A $12-billion investment whose exact mission remains classified by the Pentagon - though it was probably a component in the Star Wars defense programme - Navigation Satellite Timing and Ranging system (Navstar) is a halo of satellites that circle the world on exceedingly specific orbits every 12 hours. A GPS receiver listens to four or five satellites then divines its own location relative to each satellite.

How well does GPS work?

Consider the surgical precision of Tomahawk cruise missiles (which are GPS-equipped) during the Gulf War. The missiles, fired from American warships in the Persian Gulf 60 miles from Baghdad, flew over the sea at 1,000 feet - high enough to clear oil platforms - then ducked low, sometimes to less than 70 feet, after making landfall. Streaking overland at 550 mph, 116 Tomahawks struck their targets exactly during the war's first 24 hours.

Although GPS technology is available to the civilian world, the Pentagon, in an attempt to foil access by enemies, has added Selective Availability (SA) to Navstar, which slightly degrades the precision of non-military GPS units. But even when SA is on, science has found ways to refine GPS readings. Scientists use multiple- receiver systems to gauge ocean and lake levels, to follow glacial movement, to map hurricanes and ocean currents, and, ironically, to track satellites carrying astronomical and geophysical instruments as they hurtle through space.

Nowadays, GPS is also used by surveyors and cartographers, as well as by private and commercial aircraft and - in growing numbers - by transport companies as a means of keeping track of their fleets. The business of selling GPS technology - which a decade ago barely existed - will generate an estimated $8 billion this year, and more than $30 billion per annum by the end of the century. Most commercially available GPS units cost between pounds 150 and pounds 1,250, the price difference being how many coordinates they can retain: between 200 and 1,000 (the Pyxis has 400).

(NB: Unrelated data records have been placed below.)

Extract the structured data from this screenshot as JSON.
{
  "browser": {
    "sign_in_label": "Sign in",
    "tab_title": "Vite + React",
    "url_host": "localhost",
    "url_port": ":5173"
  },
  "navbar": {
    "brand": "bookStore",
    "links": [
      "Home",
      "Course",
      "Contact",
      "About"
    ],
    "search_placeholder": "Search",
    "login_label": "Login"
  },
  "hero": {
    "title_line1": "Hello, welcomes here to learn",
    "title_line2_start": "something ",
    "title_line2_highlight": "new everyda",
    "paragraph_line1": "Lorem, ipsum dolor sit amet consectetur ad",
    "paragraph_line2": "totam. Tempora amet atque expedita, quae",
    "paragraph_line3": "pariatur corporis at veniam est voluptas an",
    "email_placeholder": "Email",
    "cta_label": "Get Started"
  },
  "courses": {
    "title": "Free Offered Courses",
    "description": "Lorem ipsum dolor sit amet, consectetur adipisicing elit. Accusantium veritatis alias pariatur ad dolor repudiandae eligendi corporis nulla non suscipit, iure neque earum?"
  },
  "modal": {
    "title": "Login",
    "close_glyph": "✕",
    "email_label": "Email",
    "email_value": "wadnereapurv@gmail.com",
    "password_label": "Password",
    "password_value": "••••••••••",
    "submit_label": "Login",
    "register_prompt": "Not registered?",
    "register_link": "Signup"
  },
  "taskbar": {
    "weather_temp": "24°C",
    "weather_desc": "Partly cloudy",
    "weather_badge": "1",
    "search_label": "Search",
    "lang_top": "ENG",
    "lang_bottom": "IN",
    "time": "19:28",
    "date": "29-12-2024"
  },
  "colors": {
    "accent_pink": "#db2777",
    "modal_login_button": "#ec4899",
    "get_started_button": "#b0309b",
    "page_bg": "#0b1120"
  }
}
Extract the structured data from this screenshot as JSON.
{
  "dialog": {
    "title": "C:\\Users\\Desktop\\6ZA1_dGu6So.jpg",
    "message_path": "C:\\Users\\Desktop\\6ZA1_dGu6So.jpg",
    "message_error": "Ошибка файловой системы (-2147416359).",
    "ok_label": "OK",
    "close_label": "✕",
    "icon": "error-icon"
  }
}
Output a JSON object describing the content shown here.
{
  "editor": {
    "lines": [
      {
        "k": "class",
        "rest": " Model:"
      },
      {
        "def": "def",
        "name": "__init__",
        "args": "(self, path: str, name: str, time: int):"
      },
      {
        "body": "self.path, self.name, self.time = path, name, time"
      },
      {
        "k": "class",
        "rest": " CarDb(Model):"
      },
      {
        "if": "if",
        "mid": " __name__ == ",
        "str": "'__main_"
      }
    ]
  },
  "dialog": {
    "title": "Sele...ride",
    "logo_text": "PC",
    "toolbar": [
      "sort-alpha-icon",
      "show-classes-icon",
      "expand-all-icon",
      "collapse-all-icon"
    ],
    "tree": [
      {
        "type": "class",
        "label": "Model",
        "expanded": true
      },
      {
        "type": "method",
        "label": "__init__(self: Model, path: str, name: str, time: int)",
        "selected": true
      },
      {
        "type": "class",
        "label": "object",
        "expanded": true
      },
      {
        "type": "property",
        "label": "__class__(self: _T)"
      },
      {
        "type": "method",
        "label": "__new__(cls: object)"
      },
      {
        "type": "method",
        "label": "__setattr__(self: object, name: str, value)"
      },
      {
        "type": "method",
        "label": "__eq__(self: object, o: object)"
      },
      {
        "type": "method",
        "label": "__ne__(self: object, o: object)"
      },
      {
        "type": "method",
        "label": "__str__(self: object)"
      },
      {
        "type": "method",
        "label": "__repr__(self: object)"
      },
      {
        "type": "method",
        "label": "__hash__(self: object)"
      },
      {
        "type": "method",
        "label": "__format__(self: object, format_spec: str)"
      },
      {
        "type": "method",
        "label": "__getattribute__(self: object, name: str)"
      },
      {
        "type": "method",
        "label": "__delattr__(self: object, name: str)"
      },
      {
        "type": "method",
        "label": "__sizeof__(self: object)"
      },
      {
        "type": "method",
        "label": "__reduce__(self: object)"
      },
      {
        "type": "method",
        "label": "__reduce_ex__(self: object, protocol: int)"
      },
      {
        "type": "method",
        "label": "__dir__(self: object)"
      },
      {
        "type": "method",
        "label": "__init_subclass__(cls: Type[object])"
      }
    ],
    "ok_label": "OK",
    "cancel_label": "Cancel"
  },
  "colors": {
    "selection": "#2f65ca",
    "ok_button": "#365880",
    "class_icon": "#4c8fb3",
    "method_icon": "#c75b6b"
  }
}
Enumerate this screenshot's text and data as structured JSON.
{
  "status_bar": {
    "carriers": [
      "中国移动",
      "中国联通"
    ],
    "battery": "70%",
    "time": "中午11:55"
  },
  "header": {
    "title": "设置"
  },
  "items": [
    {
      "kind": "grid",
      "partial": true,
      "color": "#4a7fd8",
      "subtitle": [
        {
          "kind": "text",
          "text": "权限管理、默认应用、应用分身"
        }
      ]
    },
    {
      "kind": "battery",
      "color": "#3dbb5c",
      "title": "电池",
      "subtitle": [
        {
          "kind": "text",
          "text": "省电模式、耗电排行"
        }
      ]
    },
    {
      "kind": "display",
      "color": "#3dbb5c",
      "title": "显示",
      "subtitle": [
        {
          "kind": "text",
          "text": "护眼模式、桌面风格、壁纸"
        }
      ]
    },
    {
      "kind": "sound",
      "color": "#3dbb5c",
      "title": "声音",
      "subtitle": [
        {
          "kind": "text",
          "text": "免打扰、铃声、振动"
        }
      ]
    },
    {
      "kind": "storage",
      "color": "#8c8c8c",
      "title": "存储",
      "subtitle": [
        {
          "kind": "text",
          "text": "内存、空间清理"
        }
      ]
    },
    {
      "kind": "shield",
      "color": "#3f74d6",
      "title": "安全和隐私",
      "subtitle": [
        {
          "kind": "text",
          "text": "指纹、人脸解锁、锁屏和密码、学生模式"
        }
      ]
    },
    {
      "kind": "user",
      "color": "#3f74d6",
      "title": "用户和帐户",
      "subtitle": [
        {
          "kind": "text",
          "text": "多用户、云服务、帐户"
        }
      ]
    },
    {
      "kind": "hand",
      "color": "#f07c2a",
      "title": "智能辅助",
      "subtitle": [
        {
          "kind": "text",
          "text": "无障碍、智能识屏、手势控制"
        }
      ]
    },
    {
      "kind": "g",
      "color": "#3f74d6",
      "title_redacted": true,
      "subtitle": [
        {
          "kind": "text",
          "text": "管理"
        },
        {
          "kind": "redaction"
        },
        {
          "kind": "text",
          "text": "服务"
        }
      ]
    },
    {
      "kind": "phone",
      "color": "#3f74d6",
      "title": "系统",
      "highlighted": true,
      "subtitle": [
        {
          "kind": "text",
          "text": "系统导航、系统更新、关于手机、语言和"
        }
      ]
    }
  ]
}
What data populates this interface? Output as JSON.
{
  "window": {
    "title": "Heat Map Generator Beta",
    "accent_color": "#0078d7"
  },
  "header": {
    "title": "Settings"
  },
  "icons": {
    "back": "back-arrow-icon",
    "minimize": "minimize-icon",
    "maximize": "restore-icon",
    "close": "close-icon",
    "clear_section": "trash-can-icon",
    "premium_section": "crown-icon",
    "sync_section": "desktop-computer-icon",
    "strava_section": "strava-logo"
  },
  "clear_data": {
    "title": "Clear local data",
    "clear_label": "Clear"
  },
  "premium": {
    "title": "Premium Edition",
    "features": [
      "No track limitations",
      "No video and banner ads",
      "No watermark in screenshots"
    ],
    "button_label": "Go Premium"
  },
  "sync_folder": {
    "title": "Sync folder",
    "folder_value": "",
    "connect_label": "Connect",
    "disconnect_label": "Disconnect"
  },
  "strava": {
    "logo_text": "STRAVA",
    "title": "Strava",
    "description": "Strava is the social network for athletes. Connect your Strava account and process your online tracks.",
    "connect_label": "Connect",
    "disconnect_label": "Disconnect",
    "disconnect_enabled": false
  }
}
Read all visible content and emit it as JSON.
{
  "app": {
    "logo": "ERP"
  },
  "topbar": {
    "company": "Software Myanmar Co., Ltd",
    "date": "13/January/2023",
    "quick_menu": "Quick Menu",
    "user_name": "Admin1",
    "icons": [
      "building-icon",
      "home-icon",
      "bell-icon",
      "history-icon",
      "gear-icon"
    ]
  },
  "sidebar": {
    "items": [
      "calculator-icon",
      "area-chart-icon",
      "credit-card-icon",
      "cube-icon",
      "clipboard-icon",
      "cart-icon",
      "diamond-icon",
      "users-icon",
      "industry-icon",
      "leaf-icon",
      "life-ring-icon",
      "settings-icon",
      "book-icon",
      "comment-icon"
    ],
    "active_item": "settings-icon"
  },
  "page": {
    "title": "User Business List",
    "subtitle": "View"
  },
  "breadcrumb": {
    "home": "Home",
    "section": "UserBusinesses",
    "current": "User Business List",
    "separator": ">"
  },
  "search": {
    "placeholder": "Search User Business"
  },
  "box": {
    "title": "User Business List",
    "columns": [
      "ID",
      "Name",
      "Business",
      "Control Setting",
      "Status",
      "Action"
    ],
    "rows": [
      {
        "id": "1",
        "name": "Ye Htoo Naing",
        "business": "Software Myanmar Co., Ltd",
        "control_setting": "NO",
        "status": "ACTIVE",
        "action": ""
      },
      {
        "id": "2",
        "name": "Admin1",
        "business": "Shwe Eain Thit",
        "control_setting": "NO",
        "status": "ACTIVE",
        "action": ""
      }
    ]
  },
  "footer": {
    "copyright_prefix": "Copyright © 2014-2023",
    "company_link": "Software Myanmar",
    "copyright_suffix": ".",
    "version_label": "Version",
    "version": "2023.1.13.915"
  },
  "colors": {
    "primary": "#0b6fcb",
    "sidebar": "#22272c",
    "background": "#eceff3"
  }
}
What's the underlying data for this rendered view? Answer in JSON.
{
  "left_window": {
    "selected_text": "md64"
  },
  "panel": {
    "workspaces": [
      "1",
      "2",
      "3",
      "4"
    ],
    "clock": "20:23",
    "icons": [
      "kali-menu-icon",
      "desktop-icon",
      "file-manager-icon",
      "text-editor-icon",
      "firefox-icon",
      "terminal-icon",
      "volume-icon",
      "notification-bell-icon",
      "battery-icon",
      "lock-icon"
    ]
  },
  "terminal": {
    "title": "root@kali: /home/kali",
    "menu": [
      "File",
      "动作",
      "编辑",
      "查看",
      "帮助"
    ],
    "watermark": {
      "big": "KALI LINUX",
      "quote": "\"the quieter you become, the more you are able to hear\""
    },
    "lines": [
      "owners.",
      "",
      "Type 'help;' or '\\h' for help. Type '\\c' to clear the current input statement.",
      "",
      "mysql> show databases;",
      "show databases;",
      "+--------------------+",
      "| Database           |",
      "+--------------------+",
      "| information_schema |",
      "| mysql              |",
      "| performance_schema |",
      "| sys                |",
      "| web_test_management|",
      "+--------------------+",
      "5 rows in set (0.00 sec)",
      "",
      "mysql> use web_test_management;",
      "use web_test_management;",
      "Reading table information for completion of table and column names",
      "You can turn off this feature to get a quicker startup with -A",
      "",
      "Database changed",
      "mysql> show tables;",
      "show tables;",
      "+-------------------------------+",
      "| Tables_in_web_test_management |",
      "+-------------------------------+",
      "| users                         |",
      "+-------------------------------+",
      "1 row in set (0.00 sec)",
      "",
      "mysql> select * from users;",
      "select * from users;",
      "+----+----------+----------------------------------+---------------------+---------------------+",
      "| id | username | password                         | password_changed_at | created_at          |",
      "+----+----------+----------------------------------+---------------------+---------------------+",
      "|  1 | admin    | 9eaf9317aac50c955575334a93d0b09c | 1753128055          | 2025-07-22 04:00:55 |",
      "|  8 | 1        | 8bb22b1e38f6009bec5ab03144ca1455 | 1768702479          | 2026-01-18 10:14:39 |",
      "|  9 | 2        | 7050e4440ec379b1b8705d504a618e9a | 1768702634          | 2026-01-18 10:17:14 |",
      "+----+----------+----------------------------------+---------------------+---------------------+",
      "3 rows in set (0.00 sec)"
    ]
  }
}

But is it any use to you or me?

Perhaps one day GPS will be able to suggest what to do with all the time we save by not getting lost, or taking the wrong turns. But haven't we lost something along the way? The joy of earth-bound exploration, or finding our own landmarks, has been permanently changed. Has technology finally shattered the romantic notion that, somewhere on earth, there will always be unknown places to visit; places in which we could still disappear if we wanted to?